Archive for Mai 2017

Simmering gegen Erdberg gegen Meidling, das nenn ich Brutalität

Mai 12, 2017

Dass Strache gegen seinen Hauptkonkurrenten losgeht, kann ich gut nachvollziehen. Mitterlehners persönliche Schicksalsschläge sollte er jedoch besser aus dem Spiel lassen:

Jetzt hat er Mitterlehner, der im Vorjahr einen schweren persönlichen Schicksalsschlag erleiden musste, in den Rücktritt gemobbt…

Kurz geht politisch über Leichen – sogar innerparteilich. Das ist ein Alarmsignal für seine menschlichen Qualitäten. Ich kann mir nicht vorstellen, dass die Österreicherinnen und Österreicher solch eine skrupellose und unehrliche Person wollen!

(Facebook)

Mit Mitterlehners verstorbener Tochter hausieren zu gehen, hätte ich eher dem Kanzler-Sohn zugetraut, der Kurz gerade mit dem Massenmörder Idi Amin verglichen hatte.

Strache versucht offenbar, das Niveau des Kern-Clans zu unterbieten.

„Simmering gegen Erdberg gegen Meidling“ wird brutaler als das klassische „Simmering gegen Kapfenberg“.

Menschenrecht auf Verschleierung?

Mai 8, 2017

Seyran Ates hatte im neuen Puls4-Format „Im Namen des Volkes“ die wesentlich besseren Argumente auf ihrer Seite, weshalb sogar 60 % der befragten Grün-Wähler für ein Kopftuch-Verbot an Österreichs Schulen stimmten (insgesamt waren es über 80 %).

Von der Gegenseite wurde in der Diskussion immer wieder behauptet, dass es sich bei der religiösen Verschleierung um ein Menschenrecht handle.

Der europäische Gerichtshof für Menschenrechte hat jedoch bereits 2004 festgestellt, dass ein Kopftuchverbot an Schulen nicht das Menschenrecht auf Religionsfreiheit verletzt:

Die Große Kammer des Europäischen Gerichtshofs für Menschenrechte hat am 10. November 2005 das Verbot als vereinbar mit der Europäoschen Menschenrechtskonvention angesehen. Sie bestätigte damit das Urteil der ersten Kammer des Gerichts, das am 28. Juni 2004 die Beschwerde einer türkischen Medizinstudentin abwies. Es stelle keine Verletzung des Grundsatzes der Religionsfreiheit dar, wenn einer Studentin mit Kopftuch der Zugang zu einer öffentlichen Hochschule untersagt werde. Die Richter stuften die Kopfbedeckung als Symbol einer „extremistischen Bewegung“ ein. Die Türkei verfolge mit dem Verbot das Ziel, bürgerliche Freiheitsrechte zu schützen und die öffentliche Ordnung aufrechtzuerhalten.
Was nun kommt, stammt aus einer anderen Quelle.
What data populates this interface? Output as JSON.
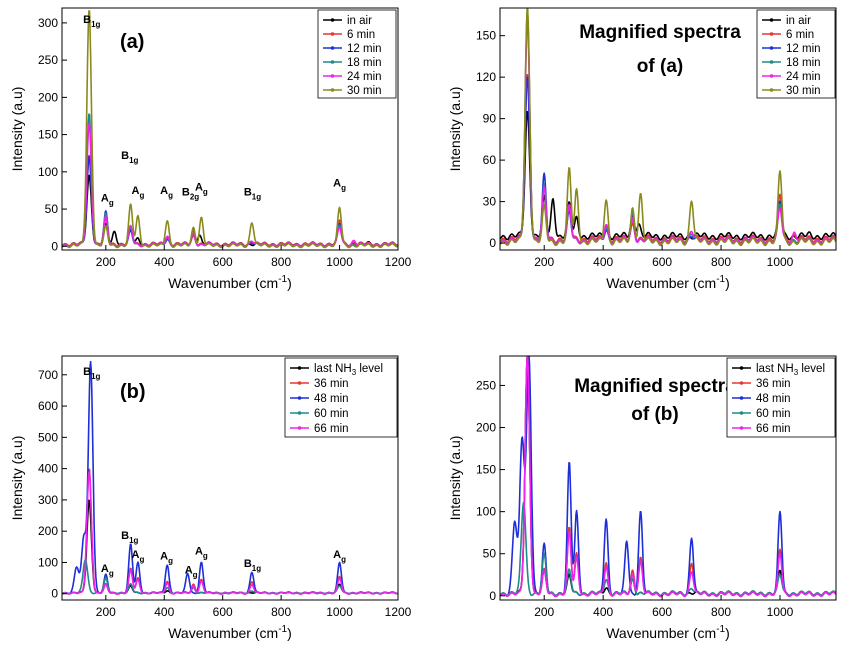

Es wäre auch völlig realitätsfremd zu behaupten, dass es in Frankreich oder der Türkei keine Religionsfreiheit gäbe. Sowohl in Frankreich als auch in der (früher noch) säkularen Türkei wurde Religion trotz der besagten Verbote in einem wesentlich stärkeren Ausmaß praktiziert als in Deutschland oder Österreich.

Säkularismus und Religionsfreiheit stehen nicht im Widerspruch, sondern der Säkularismus garantiert gleiche Rechte auf Religionsfreiheit für alle.

Das Grundrecht auf Religionsfreiheit ist hingegen in den Ländern stark eingeschränkt, wo eine Mehrheit der Frauen – freiwillig oder unfreiwillig – den Schleier trägt. Dort gilt zwar die totale Religionsfreiheit, aber immer nur für die eigene Religion.

Das Recht auf Verschleierung, das in Österreichs und Deutschlands Schulen gewährt wird, ist kein Menschenrecht und könnte daher jederzeit durch eine einfache parlamentarische Mehrheit abgeschafft werden.

Wenn die Regierung nicht von den Wählern für ein falsches Verständnis unseres Menschenrechts auf Religionsfreiheit abgestraft werden will, sollte sie den Willen der Bevölkerung schleunigst umsetzen.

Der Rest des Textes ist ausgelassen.